Autodesk(オートデスク)は、ユーザーイベント「Autodesk University 2016」において、クラウドベースの3D CAD/CAM/CAEツール「Fusion 360」に追加する新機能を発表した。

» 2016年11月17日 14時00分 公開
[朴尚洙MONOist]

 Autodesk(オートデスク)は、ユーザーイベント「Autodesk University 2016」(2016年11月15〜17日、米国ネバダ州ラスベガス)において、クラウドベースの3D CAD/CAM/CAEツール「Fusion 360」に追加する新機能を発表した。

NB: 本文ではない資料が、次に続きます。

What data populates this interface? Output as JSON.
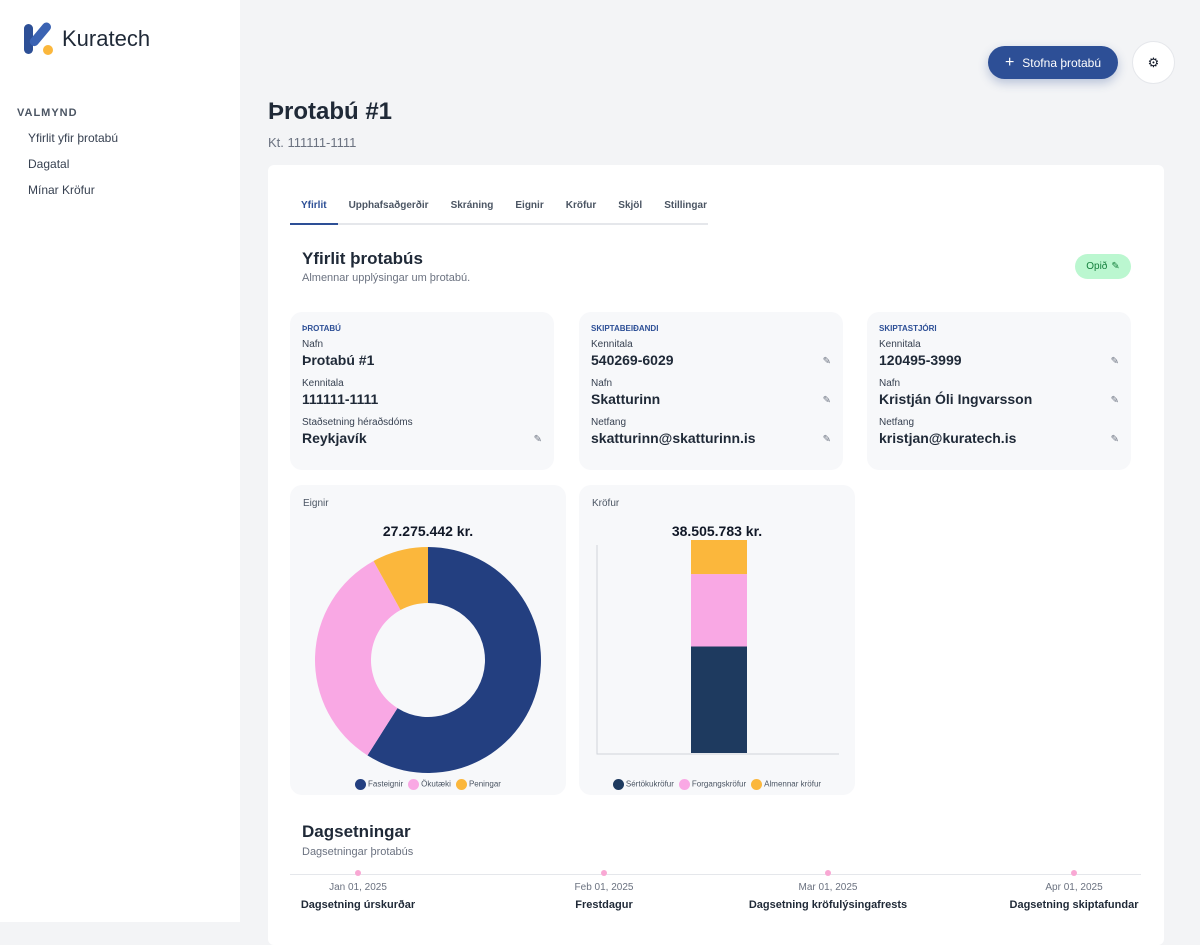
{
  "brand": {
    "name": "Kuratech"
  },
  "sidebar": {
    "title": "VALMYND",
    "items": [
      {
        "label": "Yfirlit yfir þrotabú"
      },
      {
        "label": "Dagatal"
      },
      {
        "label": "Mínar Kröfur"
      }
    ]
  },
  "header": {
    "new_button": "Stofna þrotabú",
    "title": "Þrotabú #1",
    "kt": "Kt. 111111-1111"
  },
  "tabs": [
    {
      "label": "Yfirlit"
    },
    {
      "label": "Upphafsaðgerðir"
    },
    {
      "label": "Skráning"
    },
    {
      "label": "Eignir"
    },
    {
      "label": "Kröfur"
    },
    {
      "label": "Skjöl"
    },
    {
      "label": "Stillingar"
    }
  ],
  "overview": {
    "title": "Yfirlit þrotabús",
    "subtitle": "Almennar upplýsingar um þrotabú.",
    "status": "Opið"
  },
  "cards": [
    {
      "heading": "ÞROTABÚ",
      "fields": [
        {
          "label": "Nafn",
          "value": "Þrotabú #1"
        },
        {
          "label": "Kennitala",
          "value": "111111-1111"
        },
        {
          "label": "Staðsetning héraðsdóms",
          "value": "Reykjavík"
        }
      ]
    },
    {
      "heading": "SKIPTABEIÐANDI",
      "fields": [
        {
          "label": "Kennitala",
          "value": "540269-6029"
        },
        {
          "label": "Nafn",
          "value": "Skatturinn"
        },
        {
          "label": "Netfang",
          "value": "skatturinn@skatturinn.is"
        }
      ]
    },
    {
      "heading": "SKIPTASTJÓRI",
      "fields": [
        {
          "label": "Kennitala",
          "value": "120495-3999"
        },
        {
          "label": "Nafn",
          "value": "Kristján Óli Ingvarsson"
        },
        {
          "label": "Netfang",
          "value": "kristjan@kuratech.is"
        }
      ]
    }
  ],
  "chart_data": [
    {
      "type": "pie",
      "title": "Eignir",
      "total": "27.275.442 kr.",
      "categories": [
        "Fasteignir",
        "Ökutæki",
        "Peningar"
      ],
      "values": [
        59,
        33,
        8
      ],
      "colors": [
        "#233f80",
        "#f9a8e4",
        "#fbb73c"
      ]
    },
    {
      "type": "bar",
      "title": "Kröfur",
      "total": "38.505.783 kr.",
      "categories": [
        "Sértökukröfur",
        "Forgangskröfur",
        "Almennar kröfur"
      ],
      "values": [
        50,
        34,
        16
      ],
      "colors": [
        "#1e3a5f",
        "#f9a8e4",
        "#fbb73c"
      ]
    }
  ],
  "dates": {
    "title": "Dagsetningar",
    "subtitle": "Dagsetningar þrotabús",
    "items": [
      {
        "date": "Jan 01, 2025",
        "label": "Dagsetning úrskurðar"
      },
      {
        "date": "Feb 01, 2025",
        "label": "Frestdagur"
      },
      {
        "date": "Mar 01, 2025",
        "label": "Dagsetning kröfulýsingafrests"
      },
      {
        "date": "Apr 01, 2025",
        "label": "Dagsetning skiptafundar"
      }
    ]
  }
}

 今回発表された新機能は5つある。1つ目は「Branch&Merge Control」と呼ぶ、初期コンセプトデザインからの変更の流れを樹形図のように管理する機能だ。複数人のチームで設計を同時並行で進める場合や、顧客にデザイン候補を提案する際などに、よりよいデザイン案を選択する上で役立つという。

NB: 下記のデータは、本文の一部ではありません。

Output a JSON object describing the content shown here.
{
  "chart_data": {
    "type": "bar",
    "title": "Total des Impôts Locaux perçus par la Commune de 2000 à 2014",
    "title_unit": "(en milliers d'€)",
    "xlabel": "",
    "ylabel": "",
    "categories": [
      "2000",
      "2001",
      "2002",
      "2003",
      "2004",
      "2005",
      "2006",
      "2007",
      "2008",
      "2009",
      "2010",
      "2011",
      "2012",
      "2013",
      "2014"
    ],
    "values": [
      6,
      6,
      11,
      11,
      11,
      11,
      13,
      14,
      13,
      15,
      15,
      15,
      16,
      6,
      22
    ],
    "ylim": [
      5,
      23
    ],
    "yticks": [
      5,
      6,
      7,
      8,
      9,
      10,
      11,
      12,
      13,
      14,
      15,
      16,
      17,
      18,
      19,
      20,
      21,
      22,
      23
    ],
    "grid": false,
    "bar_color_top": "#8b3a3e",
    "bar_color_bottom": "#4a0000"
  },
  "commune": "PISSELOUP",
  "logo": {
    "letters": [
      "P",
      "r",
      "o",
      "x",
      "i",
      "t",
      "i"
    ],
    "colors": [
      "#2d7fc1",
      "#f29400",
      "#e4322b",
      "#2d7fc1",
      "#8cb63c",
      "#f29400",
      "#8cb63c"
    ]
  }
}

初期コンセプトデザインから製品化までのプロセス変更の流れを樹形図のように管理できる 「Branch&Merge Control」のイメージ。初期コンセプトデザインから製品化までのプロセス(左)で生まれるさまざまな変更の流れを樹形図のように管理できる(右)(クリックで拡大) 出典:オートデスク

 2つ目は板金設計への対応である。板金のフランジ加工、フラットパターン、曲げ加工が行えるようになった。

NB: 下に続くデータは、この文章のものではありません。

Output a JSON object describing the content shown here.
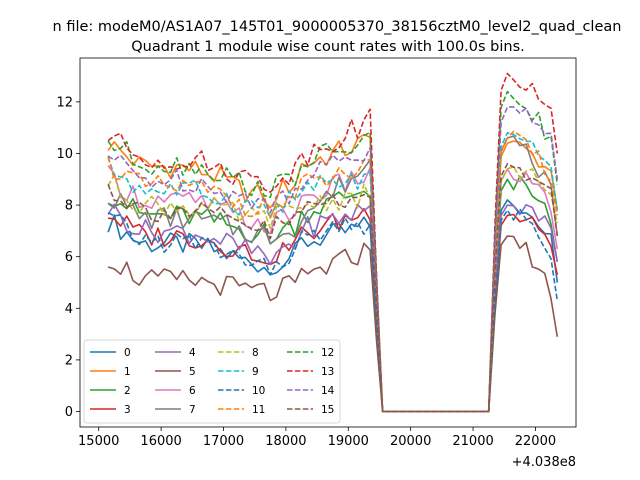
{
  "chart_data": {
    "type": "line",
    "suptitle": "n file: modeM0/AS1A07_145T01_9000005370_38156cztM0_level2_quad_clean",
    "title": "Quadrant 1 module wise count rates with 100.0s bins.",
    "xlabel": "",
    "ylabel": "",
    "x_offset_label": "+4.038e8",
    "xlim": [
      14700,
      22650
    ],
    "ylim": [
      -0.6,
      13.7
    ],
    "x_ticks": [
      15000,
      16000,
      17000,
      18000,
      19000,
      20000,
      21000,
      22000
    ],
    "x_tick_labels": [
      "15000",
      "16000",
      "17000",
      "18000",
      "19000",
      "20000",
      "21000",
      "22000"
    ],
    "y_ticks": [
      0,
      2,
      4,
      6,
      8,
      10,
      12
    ],
    "y_tick_labels": [
      "0",
      "2",
      "4",
      "6",
      "8",
      "10",
      "12"
    ],
    "grid": false,
    "legend_placement": "lower-left",
    "legend_ncol": 4,
    "x_segments": [
      {
        "start": 15150,
        "end": 19350,
        "step": 100
      },
      {
        "start": 19550,
        "end": 21250,
        "step": 100
      },
      {
        "start": 21350,
        "end": 22350,
        "step": 100
      }
    ],
    "series": [
      {
        "name": "0",
        "color": "#1f77b4",
        "dash": "solid",
        "base": 6.5,
        "tail": 7.2,
        "end": 6.2,
        "spike": 8.2,
        "dip": 5.6
      },
      {
        "name": "1",
        "color": "#ff7f0e",
        "dash": "solid",
        "base": 9.5,
        "tail": 10.5,
        "end": 9.0,
        "spike": 10.4,
        "dip": 8.2
      },
      {
        "name": "2",
        "color": "#2ca02c",
        "dash": "solid",
        "base": 7.6,
        "tail": 8.7,
        "end": 7.0,
        "spike": 9.0,
        "dip": 6.8
      },
      {
        "name": "3",
        "color": "#d62728",
        "dash": "solid",
        "base": 6.8,
        "tail": 7.8,
        "end": 6.5,
        "spike": 7.6,
        "dip": 6.0
      },
      {
        "name": "4",
        "color": "#9467bd",
        "dash": "solid",
        "base": 7.0,
        "tail": 7.9,
        "end": 7.0,
        "spike": 8.0,
        "dip": 6.0
      },
      {
        "name": "5",
        "color": "#8c564b",
        "dash": "solid",
        "base": 5.1,
        "tail": 6.3,
        "end": 4.1,
        "spike": 6.8,
        "dip": 4.6
      },
      {
        "name": "6",
        "color": "#e377c2",
        "dash": "solid",
        "base": 8.2,
        "tail": 9.2,
        "end": 7.5,
        "spike": 9.4,
        "dip": 7.2
      },
      {
        "name": "7",
        "color": "#7f7f7f",
        "dash": "solid",
        "base": 7.5,
        "tail": 9.6,
        "end": 8.0,
        "spike": 10.6,
        "dip": 6.8
      },
      {
        "name": "8",
        "color": "#bcbd22",
        "dash": "dashed",
        "base": 8.0,
        "tail": 8.4,
        "end": 8.5,
        "spike": 9.4,
        "dip": 7.4
      },
      {
        "name": "9",
        "color": "#17becf",
        "dash": "dashed",
        "base": 8.6,
        "tail": 9.0,
        "end": 9.0,
        "spike": 10.8,
        "dip": 7.8
      },
      {
        "name": "10",
        "color": "#1f77b4",
        "dash": "dashed",
        "base": 6.6,
        "tail": 7.3,
        "end": 5.5,
        "spike": 7.8,
        "dip": 5.6
      },
      {
        "name": "11",
        "color": "#ff7f0e",
        "dash": "dashed",
        "base": 8.7,
        "tail": 9.4,
        "end": 8.8,
        "spike": 10.6,
        "dip": 7.8
      },
      {
        "name": "12",
        "color": "#2ca02c",
        "dash": "dashed",
        "base": 9.6,
        "tail": 10.5,
        "end": 10.0,
        "spike": 12.4,
        "dip": 8.6
      },
      {
        "name": "13",
        "color": "#d62728",
        "dash": "dashed",
        "base": 9.8,
        "tail": 11.3,
        "end": 11.2,
        "spike": 13.1,
        "dip": 8.8
      },
      {
        "name": "14",
        "color": "#9467bd",
        "dash": "dashed",
        "base": 9.0,
        "tail": 10.2,
        "end": 10.2,
        "spike": 11.8,
        "dip": 8.0
      },
      {
        "name": "15",
        "color": "#8c564b",
        "dash": "dashed",
        "base": 7.8,
        "tail": 8.6,
        "end": 8.0,
        "spike": 9.6,
        "dip": 7.0
      }
    ]
  }
}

「Fusion 360」における板金設計のイメージ 「Fusion 360」における板金設計のイメージ(クリックで拡大) 出典:オートデスク

 3つ目はWebブラウザ上でのモデリング機能の提供だ。従来はネイティブアプリケーションでしかモデリングを行えなかったが、Webブラウザでモデリングが可能になったことで、PCだけでなく、タブレット端末、スマートフォンでも設計データにアクセスできるようになるという。

タブレット端末のWebブラウザでモデリングする様子 タブレット端末のWebブラウザでモデリングする様子(クリックで拡大) 出典:オートデスク

 4つ目はジェネレーティブデザインの採用である。コンピュータが自己生成的にデザインを生み出すジェネレーティブデザインは、既に3D CADツール「Inventor」に採用されているが、Fusion 360への採用は初となる。Fusion 360では、Inventorで利用可能な形状最適化に加えて、内部構造を格子形状にすることで剛性の確保と軽量化を同時に実現する機能も追加される。

ジェネレーティブデザインによる形状最適化ジェネレーティブデザインによる形状最適化 ジェネレーティブデザインによる形状最適化。「Nastran」のソルバを用いた解析がベースになっている(クリックで拡大) 出典:オートデスク
部品の内部構造に格子形状を導入したCADデータ金属3Dプリンタで出力後、表面加工仕上げを行った 部品の内部構造に格子形状を導入したCADデータ(左)。このCADデータを基に金属3Dプリンタで出力するとともに、5軸加工に対応するCAMの機能を用いて表面加工仕上げを行った(右)(クリックで拡大) 出典:オートデスク

 5つ目はプリント基板をはじめとする電子部品のデータを設計に組み込める機能だ。クラウド上で共有される電子部品データのライブラリは約50万点にのぼる。プリント基板のカスタマイズも可能だ。

プリント基板など電子部品のデータを設計に組み込める プリント基板など電子部品のデータを設計に組み込める(クリックで拡大) 出典:オートデスク

 Branch&Merge Control、板金設計、Webブラウザ上でのモデリング機能は2017年1〜3月期に、ジェネレーティブデザインと電子部品データを設計に組み込む機能は2017年4〜6月期以降に提供するとしている。